Local-LLM Orchestration
running real AI on your own hardware
The Problem
Running capable AI locally — for privacy, for cost, for not shipping your data to someone else — sounds simple until you try it. The good models are big, several of them won't fit in memory at once, and the hardware has hard limits. Naively loading what you need, when you need it, gets you crashes instead of answers.
The Approach
Treat the machine like a small model-serving setup, not a laptop running a script:
- A few specialized models, each behind a stable endpoint
- The right model kept warm for the job that needs it — swapped by workload and time of day
- Memory managed deliberately, so a heavy job doesn't take everything else down with it
It's deliberately boring infrastructure. That's the point — boring is what makes "local AI" reliable instead of a once-it-worked demo.
Why It Matters
This is the unglamorous layer that makes private, local AI actually dependable — the difference between "I ran a model once" and "this runs every night and I trust it."
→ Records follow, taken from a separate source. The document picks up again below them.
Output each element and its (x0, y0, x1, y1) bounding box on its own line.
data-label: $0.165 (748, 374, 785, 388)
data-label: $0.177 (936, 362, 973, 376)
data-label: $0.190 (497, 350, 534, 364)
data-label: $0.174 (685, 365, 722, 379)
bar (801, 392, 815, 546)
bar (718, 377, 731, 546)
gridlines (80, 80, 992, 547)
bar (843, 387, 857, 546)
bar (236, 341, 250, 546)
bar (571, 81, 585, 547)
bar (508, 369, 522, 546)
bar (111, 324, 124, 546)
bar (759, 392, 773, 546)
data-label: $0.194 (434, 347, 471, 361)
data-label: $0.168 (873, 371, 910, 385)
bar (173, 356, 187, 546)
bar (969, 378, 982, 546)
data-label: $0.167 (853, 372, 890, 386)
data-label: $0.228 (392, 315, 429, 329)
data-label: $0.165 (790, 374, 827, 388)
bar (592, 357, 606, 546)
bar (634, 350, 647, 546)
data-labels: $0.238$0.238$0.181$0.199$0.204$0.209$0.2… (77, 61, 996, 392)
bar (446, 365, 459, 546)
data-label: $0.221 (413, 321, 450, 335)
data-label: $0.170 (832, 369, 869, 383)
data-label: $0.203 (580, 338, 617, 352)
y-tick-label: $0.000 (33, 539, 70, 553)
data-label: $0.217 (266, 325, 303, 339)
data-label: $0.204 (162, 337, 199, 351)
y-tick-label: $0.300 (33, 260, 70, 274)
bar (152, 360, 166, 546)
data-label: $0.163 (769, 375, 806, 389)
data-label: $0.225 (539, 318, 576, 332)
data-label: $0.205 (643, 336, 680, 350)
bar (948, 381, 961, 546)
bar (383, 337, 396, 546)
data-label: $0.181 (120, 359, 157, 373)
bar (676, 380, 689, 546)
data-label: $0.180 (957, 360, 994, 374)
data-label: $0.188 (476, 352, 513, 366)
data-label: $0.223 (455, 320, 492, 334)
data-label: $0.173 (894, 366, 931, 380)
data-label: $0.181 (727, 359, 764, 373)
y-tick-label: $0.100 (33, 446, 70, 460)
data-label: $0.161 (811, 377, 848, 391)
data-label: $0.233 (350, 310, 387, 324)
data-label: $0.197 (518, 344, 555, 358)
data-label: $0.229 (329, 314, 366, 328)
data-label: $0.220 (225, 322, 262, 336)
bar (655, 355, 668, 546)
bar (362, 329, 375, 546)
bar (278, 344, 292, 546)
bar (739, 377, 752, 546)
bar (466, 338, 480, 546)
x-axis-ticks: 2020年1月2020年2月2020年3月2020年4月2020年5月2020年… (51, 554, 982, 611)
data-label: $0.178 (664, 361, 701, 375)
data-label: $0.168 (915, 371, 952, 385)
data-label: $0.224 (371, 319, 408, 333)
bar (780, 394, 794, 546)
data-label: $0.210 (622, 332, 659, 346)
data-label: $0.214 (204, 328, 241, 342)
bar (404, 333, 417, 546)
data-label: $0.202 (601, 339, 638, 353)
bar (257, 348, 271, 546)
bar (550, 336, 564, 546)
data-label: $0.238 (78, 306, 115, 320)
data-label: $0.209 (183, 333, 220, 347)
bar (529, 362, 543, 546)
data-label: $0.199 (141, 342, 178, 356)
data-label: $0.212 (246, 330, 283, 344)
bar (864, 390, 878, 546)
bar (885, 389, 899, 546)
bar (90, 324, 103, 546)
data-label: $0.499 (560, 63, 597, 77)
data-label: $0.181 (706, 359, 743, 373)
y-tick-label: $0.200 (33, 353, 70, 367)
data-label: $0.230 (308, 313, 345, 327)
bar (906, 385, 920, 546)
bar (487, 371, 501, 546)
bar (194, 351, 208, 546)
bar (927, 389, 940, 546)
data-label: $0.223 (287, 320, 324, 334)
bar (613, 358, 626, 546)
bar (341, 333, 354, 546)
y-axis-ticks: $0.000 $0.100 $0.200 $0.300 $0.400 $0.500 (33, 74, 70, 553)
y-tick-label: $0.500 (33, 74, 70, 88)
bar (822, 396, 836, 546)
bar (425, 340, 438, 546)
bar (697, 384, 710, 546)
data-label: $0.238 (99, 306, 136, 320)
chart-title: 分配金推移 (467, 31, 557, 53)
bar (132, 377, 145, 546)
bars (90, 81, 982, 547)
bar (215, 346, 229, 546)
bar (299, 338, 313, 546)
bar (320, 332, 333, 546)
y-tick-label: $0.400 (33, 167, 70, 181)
For a team weighing local vs. cloud, the real question is never can you run it locally — it's whether you can run it reliably. That's a serving-and-orchestration problem, and it's a solvable one.
THE RECEIPTS
A small serving setup, not a script
- Specialized models behind stable endpoints — each does one job well
- Warm the right one for the workload instead of loading everything
- Deliberate memory budget so one heavy job can't crash the rest
The skill on display isn't a clever prompt — it's keeping a multi-model local stack up without it falling over.